Posted 23 September 2019 - 04:03 PM
A Rubik’s cube cake?! 😱 omg you have accepted a form of torture 😂😂 I hope it’s baking well and turns out ok! I hope your hubby gets the birthday gift he’s after 🤞
Saw my FS this morning...my ANA has gone from 1:160 to 1:1280 over the past year. He doesn’t seem to think I have lupus but I will need further testing to see what’s going on 😒 he suggested using prednisolone but only after I have an unexplained miscarriage. He didn’t see the benefit of using it with no history to base it on and wasn’t worth the risk for just in case based on these bloods. So transfer still good for Thursday 🤞
Posted 24 September 2019 - 07:48 AM
I’m glad you don’t have to go on prednisone at this stage. It’s not nice stuff. I hope everything goes well Thursday too now. Are you on hcg injections or just progesterone? I had three hcg injections around the transfer as part of my protocol. Means I can’t test too early, but it’s also meant to help my body form progesterone. We know from my son’s cycle that I don’t react to all forms of progesterone well, so I ended up on three forms (tablets, pessaries and oil injections). Because my son was born prematurely, I’ll also be on progesterone all the way through a pregnancy too.
The cake started out poorly yesterday. I chose a recipe that tastes good, but was too crumbly. So we now have an unexpected trifle in the fridge to use up the crumbled cake!
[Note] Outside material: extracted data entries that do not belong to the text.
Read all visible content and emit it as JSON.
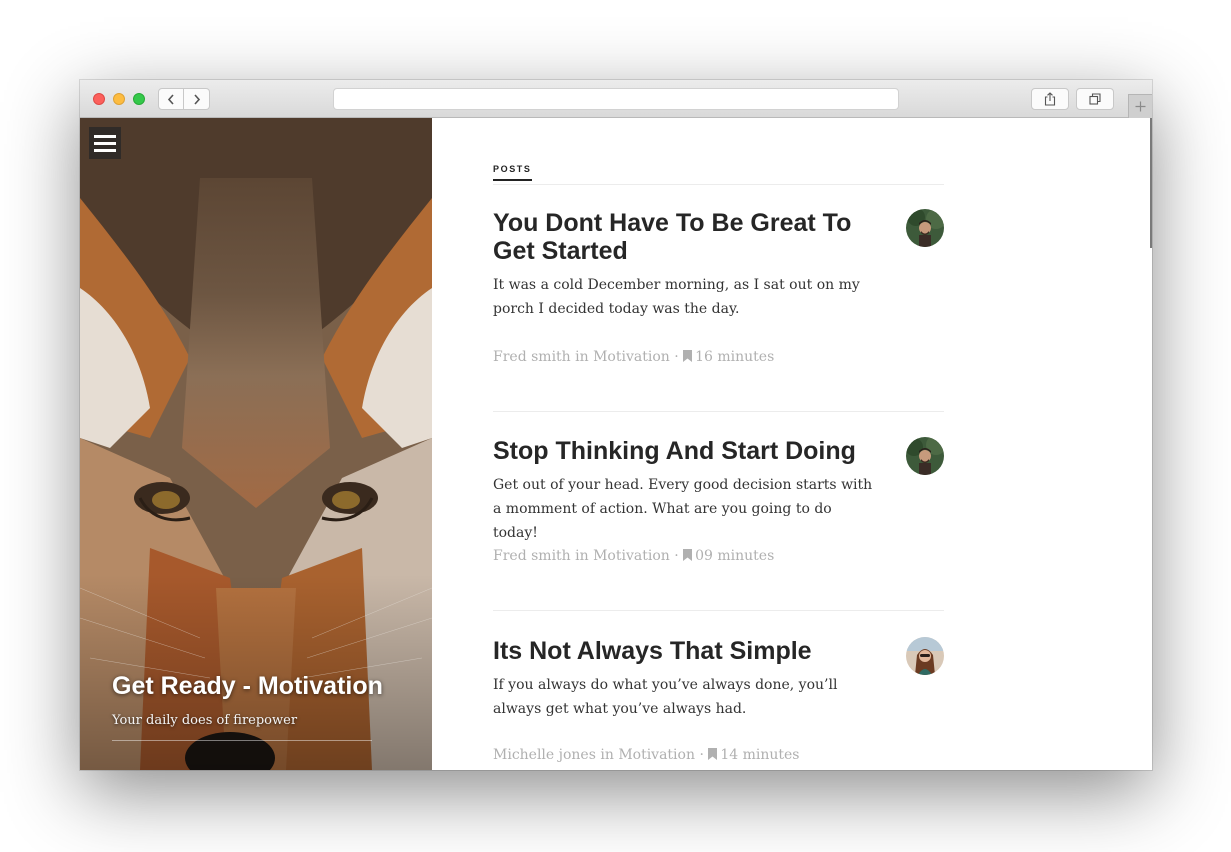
{
  "browser": {
    "url": "",
    "icons": {
      "back": "chevron-left-icon",
      "forward": "chevron-right-icon",
      "share": "share-icon",
      "tabs": "tabs-icon",
      "new_tab": "plus-icon"
    }
  },
  "hero": {
    "title": "Get Ready - Motivation",
    "subtitle": "Your daily does of firepower",
    "menu_icon": "hamburger-menu-icon"
  },
  "posts": {
    "section_label": "POSTS",
    "items": [
      {
        "title": "You Dont Have To Be Great To Get Started",
        "excerpt": "It was a cold December morning, as I sat out on my porch I decided today was the day.",
        "author": "Fred smith",
        "in": "in",
        "category": "Motivation",
        "separator": "·",
        "read_time": "16 minutes",
        "avatar_icon": "author-avatar"
      },
      {
        "title": "Stop Thinking And Start Doing",
        "excerpt": "Get out of your head. Every good decision starts with a momment of action. What are you going to do today!",
        "author": "Fred smith",
        "in": "in",
        "category": "Motivation",
        "separator": "·",
        "read_time": "09 minutes",
        "avatar_icon": "author-avatar"
      },
      {
        "title": "Its Not Always That Simple",
        "excerpt": "If you always do what you’ve always done, you’ll always get what you’ve always had.",
        "author": "Michelle jones",
        "in": "in",
        "category": "Motivation",
        "separator": "·",
        "read_time": "14 minutes",
        "avatar_icon": "author-avatar"
      }
    ]
  },
  "colors": {
    "text_dark": "#262626",
    "text_meta": "#b0b0b0",
    "traffic_red": "#fc605c",
    "traffic_yellow": "#fdbc40",
    "traffic_green": "#34c84a"
  }
}
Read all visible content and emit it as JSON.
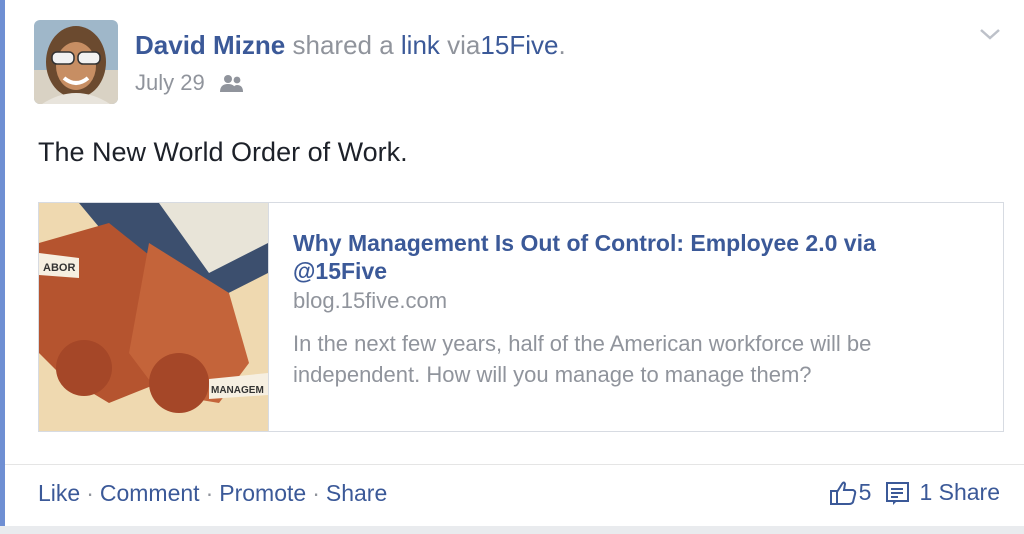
{
  "post": {
    "author": "David Mizne",
    "action_text_1": "shared a",
    "action_link": "link",
    "action_text_2": "via",
    "app_name": "15Five",
    "trailing": ".",
    "date": "July 29",
    "audience_icon": "friends-icon",
    "message": "The New World Order of Work."
  },
  "link_card": {
    "title": "Why Management Is Out of Control: Employee 2.0 via @15Five",
    "domain": "blog.15five.com",
    "description": "In the next few years, half of the American workforce will be independent. How will you manage to manage them?",
    "image_text_top": "ABOR",
    "image_text_bottom": "MANAGEM"
  },
  "actions": {
    "like": "Like",
    "comment": "Comment",
    "promote": "Promote",
    "share": "Share",
    "separator": "·"
  },
  "stats": {
    "likes": "5",
    "shares": "1 Share"
  },
  "colors": {
    "link_blue": "#3b5998",
    "muted_gray": "#90949c",
    "left_accent": "#6f8fd3"
  }
}
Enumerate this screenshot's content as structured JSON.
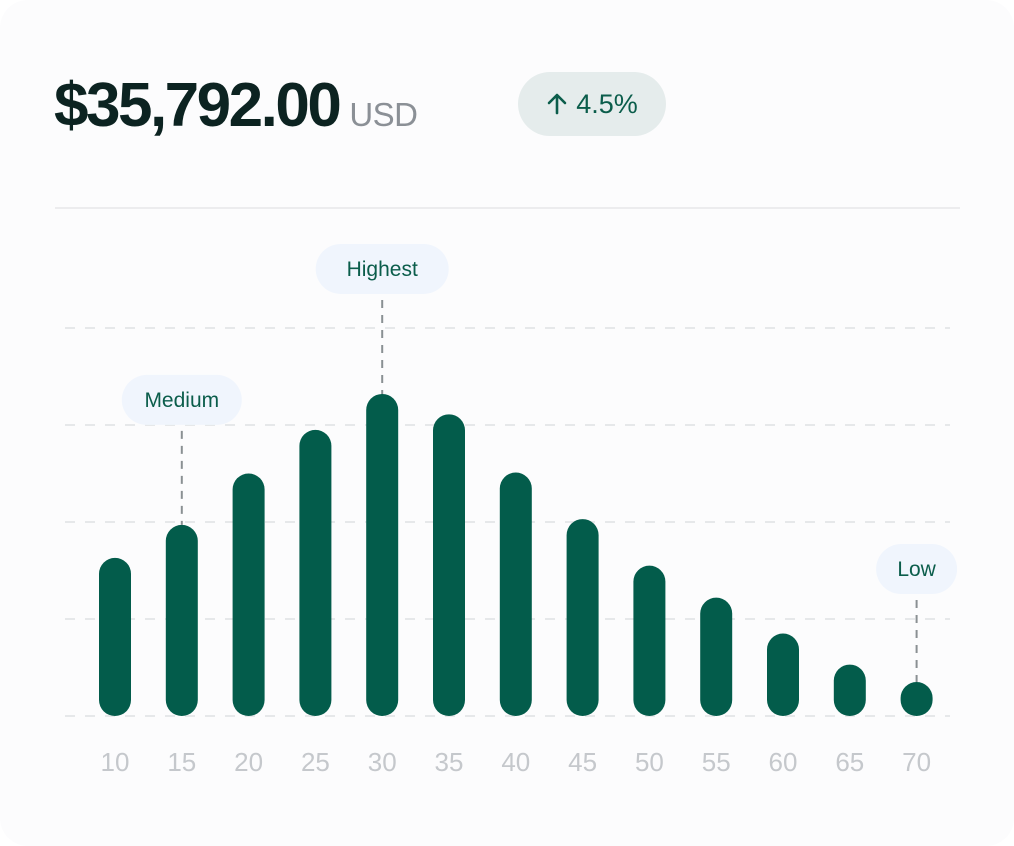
{
  "summary": {
    "amount": "$35,792.00",
    "currency": "USD",
    "change": "4.5%",
    "change_direction": "up",
    "change_icon": "arrow-up-icon"
  },
  "colors": {
    "bar": "#035c4b",
    "badge_bg": "#e5ecec",
    "badge_text": "#0b5d4b",
    "callout_bg": "#f0f5fd",
    "callout_text": "#0b5d4b",
    "tick_label": "#c5c8cc",
    "gridline": "#e6e8ea"
  },
  "chart_data": {
    "type": "bar",
    "categories": [
      "10",
      "15",
      "20",
      "25",
      "30",
      "35",
      "40",
      "45",
      "50",
      "55",
      "60",
      "65",
      "70"
    ],
    "values": [
      1.63,
      1.97,
      2.5,
      2.95,
      3.32,
      3.11,
      2.51,
      2.03,
      1.55,
      1.22,
      0.85,
      0.53,
      0.35
    ],
    "ylim": [
      0,
      4
    ],
    "grid": true,
    "y_tick_labels_visible": false,
    "annotations": [
      {
        "label": "Medium",
        "category": "15"
      },
      {
        "label": "Highest",
        "category": "30"
      },
      {
        "label": "Low",
        "category": "70"
      }
    ]
  }
}
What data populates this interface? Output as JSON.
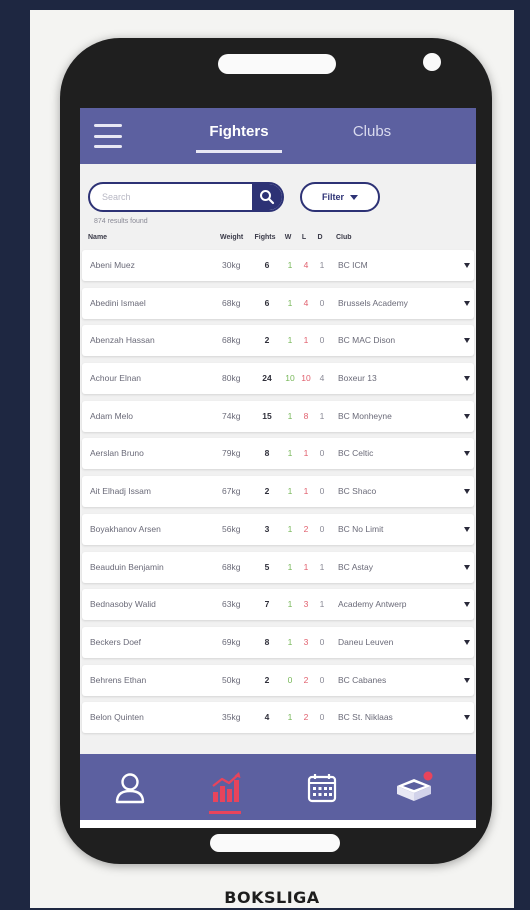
{
  "header": {
    "tabs": [
      {
        "label": "Fighters",
        "active": true
      },
      {
        "label": "Clubs",
        "active": false
      }
    ]
  },
  "search": {
    "placeholder": "Search",
    "filter_label": "Filter",
    "results_text": "874 results found"
  },
  "table": {
    "columns": {
      "name": "Name",
      "weight": "Weight",
      "fights": "Fights",
      "w": "W",
      "l": "L",
      "d": "D",
      "club": "Club"
    },
    "rows": [
      {
        "name": "Abeni Muez",
        "weight": "30kg",
        "fights": "6",
        "w": "1",
        "l": "4",
        "d": "1",
        "club": "BC ICM"
      },
      {
        "name": "Abedini Ismael",
        "weight": "68kg",
        "fights": "6",
        "w": "1",
        "l": "4",
        "d": "0",
        "club": "Brussels Academy"
      },
      {
        "name": "Abenzah Hassan",
        "weight": "68kg",
        "fights": "2",
        "w": "1",
        "l": "1",
        "d": "0",
        "club": "BC MAC Dison"
      },
      {
        "name": "Achour Elnan",
        "weight": "80kg",
        "fights": "24",
        "w": "10",
        "l": "10",
        "d": "4",
        "club": "Boxeur 13"
      },
      {
        "name": "Adam Melo",
        "weight": "74kg",
        "fights": "15",
        "w": "1",
        "l": "8",
        "d": "1",
        "club": "BC Monheyne"
      },
      {
        "name": "Aerslan Bruno",
        "weight": "79kg",
        "fights": "8",
        "w": "1",
        "l": "1",
        "d": "0",
        "club": "BC Celtic"
      },
      {
        "name": "Ait Elhadj Issam",
        "weight": "67kg",
        "fights": "2",
        "w": "1",
        "l": "1",
        "d": "0",
        "club": "BC Shaco"
      },
      {
        "name": "Boyakhanov Arsen",
        "weight": "56kg",
        "fights": "3",
        "w": "1",
        "l": "2",
        "d": "0",
        "club": "BC No Limit"
      },
      {
        "name": "Beauduin Benjamin",
        "weight": "68kg",
        "fights": "5",
        "w": "1",
        "l": "1",
        "d": "1",
        "club": "BC Astay"
      },
      {
        "name": "Bednasoby Walid",
        "weight": "63kg",
        "fights": "7",
        "w": "1",
        "l": "3",
        "d": "1",
        "club": "Academy Antwerp"
      },
      {
        "name": "Beckers Doef",
        "weight": "69kg",
        "fights": "8",
        "w": "1",
        "l": "3",
        "d": "0",
        "club": "Daneu Leuven"
      },
      {
        "name": "Behrens Ethan",
        "weight": "50kg",
        "fights": "2",
        "w": "0",
        "l": "2",
        "d": "0",
        "club": "BC Cabanes"
      },
      {
        "name": "Belon Quinten",
        "weight": "35kg",
        "fights": "4",
        "w": "1",
        "l": "2",
        "d": "0",
        "club": "BC St. Niklaas"
      }
    ]
  },
  "nav": {
    "items": [
      {
        "icon": "person-icon",
        "active": false
      },
      {
        "icon": "stats-chart-icon",
        "active": true
      },
      {
        "icon": "calendar-icon",
        "active": false
      },
      {
        "icon": "boxing-ring-icon",
        "active": false,
        "notification": true
      }
    ]
  },
  "colors": {
    "primary": "#5c60a0",
    "accent": "#e8445c",
    "win": "#78b85a",
    "loss": "#e1606e",
    "search_border": "#2d3275"
  },
  "brand": {
    "name": "BOKSLIGA"
  }
}
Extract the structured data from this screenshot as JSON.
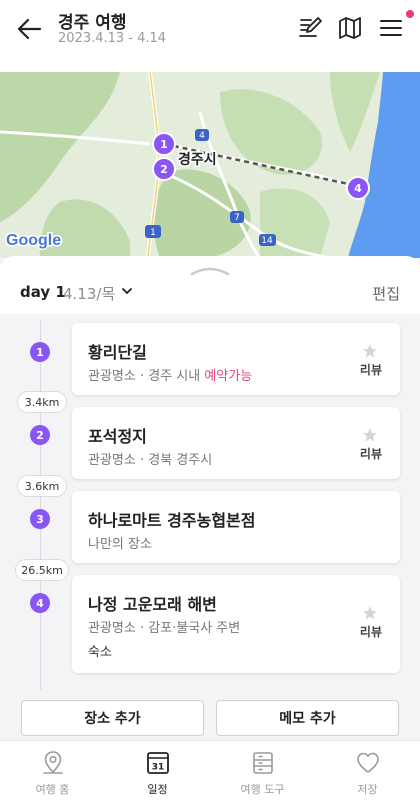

Second attempt worked better. I’m getting the cakes make today, then tomorrow and Thursday I start assembling. A rubik’s cube isn’t too bad - square cake (or layers to make a square), cover in black ganache and add coloured squares for the cube. The hardest part will be getting the cake square!
I’m looking forward to the challenge though, because now that I’m getting close to testing, I’m getting nervous about what the result is. I’m second guessing everything I can feel today.
Posted 24 September 2019 - 06:09 PM
Nah no HCG injections for me, just oestrogen/progesterone pessaries! I’m thinking that means I can test mid/late next week 🤔 I’m used to the pessaries now, only downside is needing to keep them refrigerated. Sucks that you have to be on progesterone the whole way but if it works..🤗 amazing what we put ourselves through 😂
Initial cake failure did sound devastating but love the idea of turning it into a trifle! You have inspired me to bake some muffins 🤤 good luck with the squareness lol don’t want the leaning tower of rubiks!
I had an amazing massage today to chill me out and pass some time...got 2 more booked over the next week 😍
Do you think you will test tomorrow or wait it out a little longer? Hope you’re not stressing!! I think ivf programs should come with meditation classes to deal with this point of the cycle!
Posted 24 September 2019 - 08:03 PM
I succumbed this afternoon and tested. It was positive- yay, but it’s still early so I’m not telling anyone yet until after the blood test on Thursday.
Massage sounds good. My issue is that the massage never lasts long enough! Or rather the stress relief after it!
I know some of the docs i’ve dealt with recommended different things for stress relief, but it all depends on each person. Cake making (or other coming too) works for me, but it sounds like you can’t think of anything worse!